// Project

Cora AI
About this project
A real-time AI voice assistant that orchestrates speech-to-text, LLM inference, and text-to-speech into a single low-latency pipeline for fluid voice conversations. Features wake word activation, interruptible and patient conversation modes, and a model-agnostic architecture supporting Claude, GPT, Gemini, and local models.
Architecture Overview
Microphone → Wake Word Engine (Picovoice, runs locally) → Streaming STT (Deepgram Nova-2) → LLM with streaming inference (Claude/GPT/Gemini) → Streaming TTS (ElevenLabs) → Speaker.

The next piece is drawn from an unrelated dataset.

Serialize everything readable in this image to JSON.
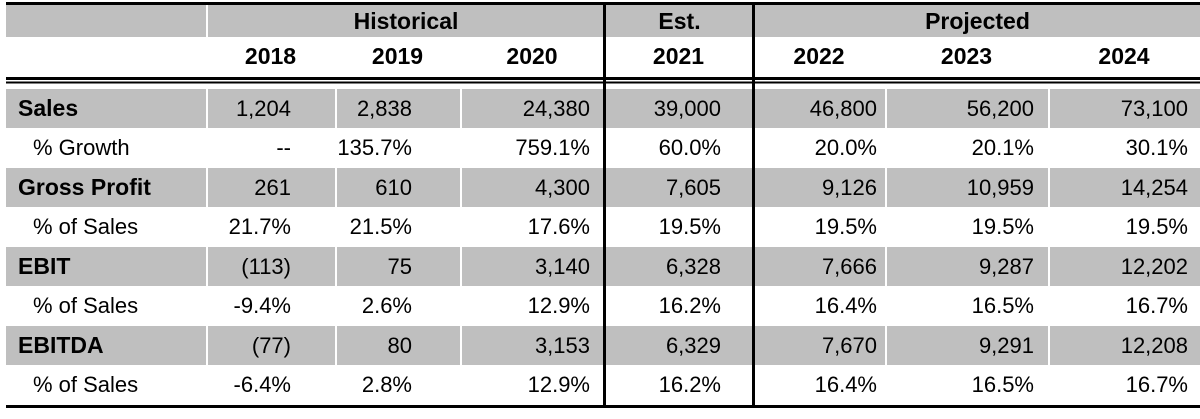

A Turn Manager enforces user-first priority across all stages, with conversation mode logic controlling interrupt behavior.
Key Features
Voice Pipeline
End-to-end streaming pipeline — Deepgram Nova-2 for speech-to-text, Claude/GPT for inference, ElevenLabs for text-to-speech — targeting sub-1-second total latency.

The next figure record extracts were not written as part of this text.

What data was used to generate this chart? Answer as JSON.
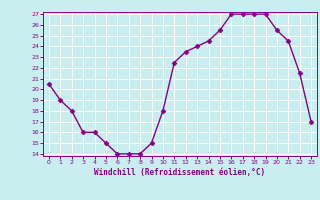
{
  "x": [
    0,
    1,
    2,
    3,
    4,
    5,
    6,
    7,
    8,
    9,
    10,
    11,
    12,
    13,
    14,
    15,
    16,
    17,
    18,
    19,
    20,
    21,
    22,
    23
  ],
  "y": [
    20.5,
    19.0,
    18.0,
    16.0,
    16.0,
    15.0,
    14.0,
    14.0,
    14.0,
    15.0,
    18.0,
    22.5,
    23.5,
    24.0,
    24.5,
    25.5,
    27.0,
    27.0,
    27.0,
    27.0,
    25.5,
    24.5,
    21.5,
    17.0
  ],
  "ylim": [
    14,
    27
  ],
  "xlim": [
    -0.5,
    23.5
  ],
  "yticks": [
    14,
    15,
    16,
    17,
    18,
    19,
    20,
    21,
    22,
    23,
    24,
    25,
    26,
    27
  ],
  "xticks": [
    0,
    1,
    2,
    3,
    4,
    5,
    6,
    7,
    8,
    9,
    10,
    11,
    12,
    13,
    14,
    15,
    16,
    17,
    18,
    19,
    20,
    21,
    22,
    23
  ],
  "line_color": "#880088",
  "marker": "D",
  "marker_size": 2.5,
  "bg_color": "#c8eef0",
  "grid_color": "#ffffff",
  "xlabel": "Windchill (Refroidissement éolien,°C)",
  "xlabel_color": "#880088",
  "tick_color": "#880088",
  "axis_color": "#880088"
}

Interruptible Conversations
Speak mid-response and Cora immediately stops, listens, and responds with full context of what it already said — mimicking natural human conversation.
Model Agnostic
Swap the underlying LLM (Claude, GPT-4o, Gemini, or local models via Ollama) without rebuilding the pipeline. The architecture is designed to be provider-independent.
Wake Word Activation
Always-on local wake word detection via Picovoice Porcupine. No audio leaves the device until activation — privacy by design.
Three Conversation Modes
Interruptible mode for fast-paced Q&A, Patient mode for long instructions, and Text mode for traditional chat — all sharing one unified conversation history.
Cross-Platform
Desktop app (Electron), mobile app, and headless CLI mode. Minimal always-on-top floating window with waveform visualizer and status indicators.